2016 Legislation Information

In 2016, Florida voters approved several constitutional and statutory amendments that affect exemptions for seniors, first responders, homestead property, deployed servicemembers, land used for conservation, and the taxable status of solar or renewable energy source devices in Florida. The amendments create new opportunities for taxpayers to obtain tax relief or expand existing exemptions.

HB 7023 – Ad Valorem Tax Exemption for Deployed Servicemembers – Amends §196.173, Fla. Stat., to update the designated operations for which deployed servicemembers may qualify, extend the March 1 application deadline for qualifying deployments during 2014 and 2015 to June 1, 2016, and provide refund procedures for qualifying deployments during 2014 and 2015. The 17 qualifying operations and their effective dates are as follows:

(a) Operation Joint Task Force Bravo (1995)

(b) Operation Joint Guardian (06/12/1999)

(c) Operation Noble Eagle (09/15/2001)

(d) Operations in the Balkans (2004)

(e) Operation Nomad Shadow (2007)

(f) Operation U. S. Airstrikes Al Qaeda in Somalia (01/2007)

(g) Operation Juniper Shield (02/2007)

(h) Operation Copper Dune (2009)

(i) Operation Georgia Deployment Program (08/2009)

(j) Operation Spartan Shield (06/2011)

(k) Operation Observant Compass (10/2011)

(l) Operation Martillo (01/2012)

(m) Operation Inherent Resolve (08/2014)

(n) Operation Atlantic Resolve (04/2014)

(o) Operation Freedom's Sentinel (01/01/2015)

(p) Operation Resolute Support (01/2015)

(q) Operation Pacific Eagle (09/2017)

Amendment 5 was approved by voters in the general election. The amendment allows cities and counties to extend a tax exemption for certain senior, low-income, long-term residents, if the value of their home grows beyond the $250,000 cap already on the books. It takes effect January 1, 2017, and applies retroactively to exemptions granted before January 1, 2017. The benefits under Amendment 5 are currently not available to seniors in Lee County. In order for it to apply locally, the amendment must first be authorized by a city or the county.

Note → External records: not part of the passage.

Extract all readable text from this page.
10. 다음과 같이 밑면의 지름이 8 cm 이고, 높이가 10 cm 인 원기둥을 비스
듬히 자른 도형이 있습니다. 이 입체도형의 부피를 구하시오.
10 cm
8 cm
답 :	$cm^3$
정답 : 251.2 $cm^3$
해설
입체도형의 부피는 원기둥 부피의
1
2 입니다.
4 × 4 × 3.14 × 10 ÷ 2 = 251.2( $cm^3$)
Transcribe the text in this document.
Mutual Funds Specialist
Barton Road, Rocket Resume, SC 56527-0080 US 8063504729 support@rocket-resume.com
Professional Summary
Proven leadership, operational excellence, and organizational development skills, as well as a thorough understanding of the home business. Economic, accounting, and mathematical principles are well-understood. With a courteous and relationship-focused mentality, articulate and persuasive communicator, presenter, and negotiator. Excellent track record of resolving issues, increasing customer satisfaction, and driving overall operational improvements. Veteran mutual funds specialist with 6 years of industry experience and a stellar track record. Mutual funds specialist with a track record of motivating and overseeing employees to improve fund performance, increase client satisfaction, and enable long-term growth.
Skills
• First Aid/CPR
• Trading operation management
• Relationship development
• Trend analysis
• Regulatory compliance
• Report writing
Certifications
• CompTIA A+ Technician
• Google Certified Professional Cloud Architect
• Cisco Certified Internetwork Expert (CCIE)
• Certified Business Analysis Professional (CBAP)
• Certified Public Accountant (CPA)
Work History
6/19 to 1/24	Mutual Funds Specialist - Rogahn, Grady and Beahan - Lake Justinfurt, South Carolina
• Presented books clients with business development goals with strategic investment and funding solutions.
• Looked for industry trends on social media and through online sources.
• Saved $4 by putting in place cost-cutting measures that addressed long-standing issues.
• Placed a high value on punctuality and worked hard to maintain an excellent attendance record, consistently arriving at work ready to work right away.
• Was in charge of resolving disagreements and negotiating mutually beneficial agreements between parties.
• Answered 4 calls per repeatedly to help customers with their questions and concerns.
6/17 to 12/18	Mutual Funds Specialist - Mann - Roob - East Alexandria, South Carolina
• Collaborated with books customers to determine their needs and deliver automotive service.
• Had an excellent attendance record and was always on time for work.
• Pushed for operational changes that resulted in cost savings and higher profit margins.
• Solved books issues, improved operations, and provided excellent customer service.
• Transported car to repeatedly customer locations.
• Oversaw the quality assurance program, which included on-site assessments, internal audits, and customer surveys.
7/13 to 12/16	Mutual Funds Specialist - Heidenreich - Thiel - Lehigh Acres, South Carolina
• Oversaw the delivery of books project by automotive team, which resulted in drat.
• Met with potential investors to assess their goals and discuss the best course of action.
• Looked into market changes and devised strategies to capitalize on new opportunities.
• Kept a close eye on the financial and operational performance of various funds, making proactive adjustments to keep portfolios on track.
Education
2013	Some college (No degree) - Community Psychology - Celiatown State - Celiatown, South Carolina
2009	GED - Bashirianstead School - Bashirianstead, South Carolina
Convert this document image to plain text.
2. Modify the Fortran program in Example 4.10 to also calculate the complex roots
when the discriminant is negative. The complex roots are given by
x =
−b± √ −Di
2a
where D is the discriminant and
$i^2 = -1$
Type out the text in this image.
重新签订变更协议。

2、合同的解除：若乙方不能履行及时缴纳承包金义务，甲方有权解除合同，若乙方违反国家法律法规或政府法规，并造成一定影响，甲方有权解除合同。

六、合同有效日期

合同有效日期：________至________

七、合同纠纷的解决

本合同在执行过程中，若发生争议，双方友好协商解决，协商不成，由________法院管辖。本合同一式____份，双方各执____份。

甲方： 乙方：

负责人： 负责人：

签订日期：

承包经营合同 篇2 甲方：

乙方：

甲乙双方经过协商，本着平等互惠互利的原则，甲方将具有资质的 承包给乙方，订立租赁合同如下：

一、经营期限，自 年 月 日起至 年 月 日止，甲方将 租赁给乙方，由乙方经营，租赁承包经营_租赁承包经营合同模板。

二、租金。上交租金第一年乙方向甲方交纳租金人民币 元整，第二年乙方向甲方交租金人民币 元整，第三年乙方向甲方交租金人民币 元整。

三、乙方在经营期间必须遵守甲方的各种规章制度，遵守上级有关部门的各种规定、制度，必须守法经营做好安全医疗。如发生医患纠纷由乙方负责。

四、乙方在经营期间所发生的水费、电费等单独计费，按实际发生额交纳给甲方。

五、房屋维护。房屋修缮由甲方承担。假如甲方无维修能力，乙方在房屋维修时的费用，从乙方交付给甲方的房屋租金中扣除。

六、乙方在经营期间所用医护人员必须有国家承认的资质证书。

Amendment 4 was approved by voters in the August primary election. It provides that solar or renewable energy source devices installed on properties used for commercial purposes is exempt from Florida’s tangible personal property tax. The changes also authorize the legislature to prohibit consideration of this equipment in assessing the value of real property (residential or commercial) for ad valorem taxation purposes. This amendment takes effect January 1, 2018, and expires on December 31, 2037. It is not self-executing, meaning it will not become effective until the Legislature enacts the implementing language. (A bill is currently pending that would implement the amendment.)

Amendment 3 creates a tax exemption from ad valorem taxes assessed on homesteaded property owned by first responders (firefighters, law enforcement and correctional officers) who are totally and permanently disabled as a result of an injury sustained in the line of duty. It takes effect January 1, 2017 and also is not self-executing; it will not become effective until the Legislature enacts the implementing language.

CS/SB 190 provides that once an original application for an ad valorem tax exemption for property subject to a perpetual conservation easement has been granted, the property owner is not required to file a renewal application until the use of the property no longer complies with the restrictions and requirements of the conservation easement.